Comparison between mammography and MRI findings and extension. (A) Mammogram (magnified view) shows thin pleomorphic calcifications with segmental distribution (B) Maximum intensity projection reconstruction of a contrast-enhanced MRI image shows nonmass enhancement with segmental distribution and a clumped internal pattern. Thee enhancement includes a component corresponding to the calcifications, as well as a noncalcified component discernible solely on the MRI image.
https://pubs.rsna.org/doi/10.1148/rg.240174 © RSNA 2025

AI Forecasts Breast Cancer Chemo Response
Breast cancer, the most diagnosed cancer among women worldwide is a leading cause of cancer-related death. Neoadjuvant chemotherapy (NAC) is a key treatment, but its effectiveness varies. A method of noninvasively predicting pathologic complete response (pCR) to therapy could improve outcomes by guiding timely, personalized care.
In an article published in Radiology: Imaging Cancer, Maya Gilad, MSc, Israel Institute of Technology in Haifa, and colleagues conducted a retrospective study using multiparametric MRI data from a machine learning challenge dataset which included longitudinal breast MRI scans.
The researchers successfully developed a boosted decision tree model that used radiomic features extracted from physiologically decomposed diffusion-weighted imaging (PD-DWI) to predict pCR in the scans of 190 female patients who underwent MR imaging.
“A machine learning model using radiomics data derived from PD-DWI achieved higher performance than baseline and benchmark models in predicting pCR following neoadjuvant chemotherapy for breast cancer,” the researchers conclude.
Read the full article, “Radiomics-based Machine Learning Prediction of Neoadjuvant Chemotherapy Response in Breast Cancer Using Physiologically Decomposed Diffusion-weighted MRI.
Follow the Radiology: Imaging Cancer editor on X @RadIC_Editor.
RSNA Journals Impact Factors Rank High
All RSNA journals have increased their Journal Impact Factor from 2023 and are ranked in the top 25% in their category, according to the latest Clarivate Analytics Journal Citation Reports.
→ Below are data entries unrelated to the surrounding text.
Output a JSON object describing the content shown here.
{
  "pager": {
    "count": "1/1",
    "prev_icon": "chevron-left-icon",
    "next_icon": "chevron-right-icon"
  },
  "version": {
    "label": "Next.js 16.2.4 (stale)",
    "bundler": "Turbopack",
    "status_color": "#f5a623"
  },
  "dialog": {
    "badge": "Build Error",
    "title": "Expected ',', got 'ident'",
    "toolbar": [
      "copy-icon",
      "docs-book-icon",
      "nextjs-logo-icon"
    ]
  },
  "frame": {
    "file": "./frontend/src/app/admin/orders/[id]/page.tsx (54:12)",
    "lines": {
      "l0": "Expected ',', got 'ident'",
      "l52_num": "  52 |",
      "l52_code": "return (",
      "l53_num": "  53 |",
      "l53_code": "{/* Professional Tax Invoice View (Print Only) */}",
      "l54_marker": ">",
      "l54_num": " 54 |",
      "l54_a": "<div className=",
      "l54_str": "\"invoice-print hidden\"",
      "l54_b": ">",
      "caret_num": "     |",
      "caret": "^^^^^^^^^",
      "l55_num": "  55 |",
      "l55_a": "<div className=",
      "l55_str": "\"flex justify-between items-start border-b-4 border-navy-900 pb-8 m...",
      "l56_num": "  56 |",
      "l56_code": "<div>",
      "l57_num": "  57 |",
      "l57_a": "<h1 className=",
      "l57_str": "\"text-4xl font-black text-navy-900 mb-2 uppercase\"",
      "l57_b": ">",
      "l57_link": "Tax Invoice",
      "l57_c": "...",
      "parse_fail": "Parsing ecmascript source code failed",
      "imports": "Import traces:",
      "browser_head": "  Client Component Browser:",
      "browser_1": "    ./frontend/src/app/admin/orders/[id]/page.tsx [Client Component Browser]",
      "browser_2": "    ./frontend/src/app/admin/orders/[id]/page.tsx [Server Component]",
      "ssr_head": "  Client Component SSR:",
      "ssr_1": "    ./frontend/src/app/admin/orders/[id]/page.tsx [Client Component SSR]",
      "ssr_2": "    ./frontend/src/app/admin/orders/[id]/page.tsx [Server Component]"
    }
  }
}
Impact factor is used to measure the relevance and influence of academic journals based on citation data.
Radiology remains dominant, ranking first out of 212 journals in the Radiology, Nuclear Medicine and Medical Imaging category. It has an impact factor of 15.2, up from 12.1 in 2023 and was cited 60,450 times. Published regularly since 1923, Radiology is edited by Linda Moy, MD.
RadioGraphics, edited by Christine Cooky Menias, MD, achieved an impact factor of 5.5 with 15,431 citations.
This is the third year in a row that RSNA’s subspecialty journals, Radiology: Artificial Intelligence, Radiology: Cardiothoracic Imaging and Radiology: Imaging Cancer, have received impact factors.
Radiology: Artificial Intelligence, edited by Charles E. Kahn, Jr., MD, MS, had the largest growth, jumping five points from the previous year to an impact factor of 13.2 with 3,232 citations. Radiology: Imaging Cancer, edited by Gary D. Luker, MD, rose to a 6.3 impact factor with 713 total citations. Radiology: Cardiothoracic Imaging, edited by Suhny Abbara, MD, earned a 4.2 impact factor with 1,380 citations.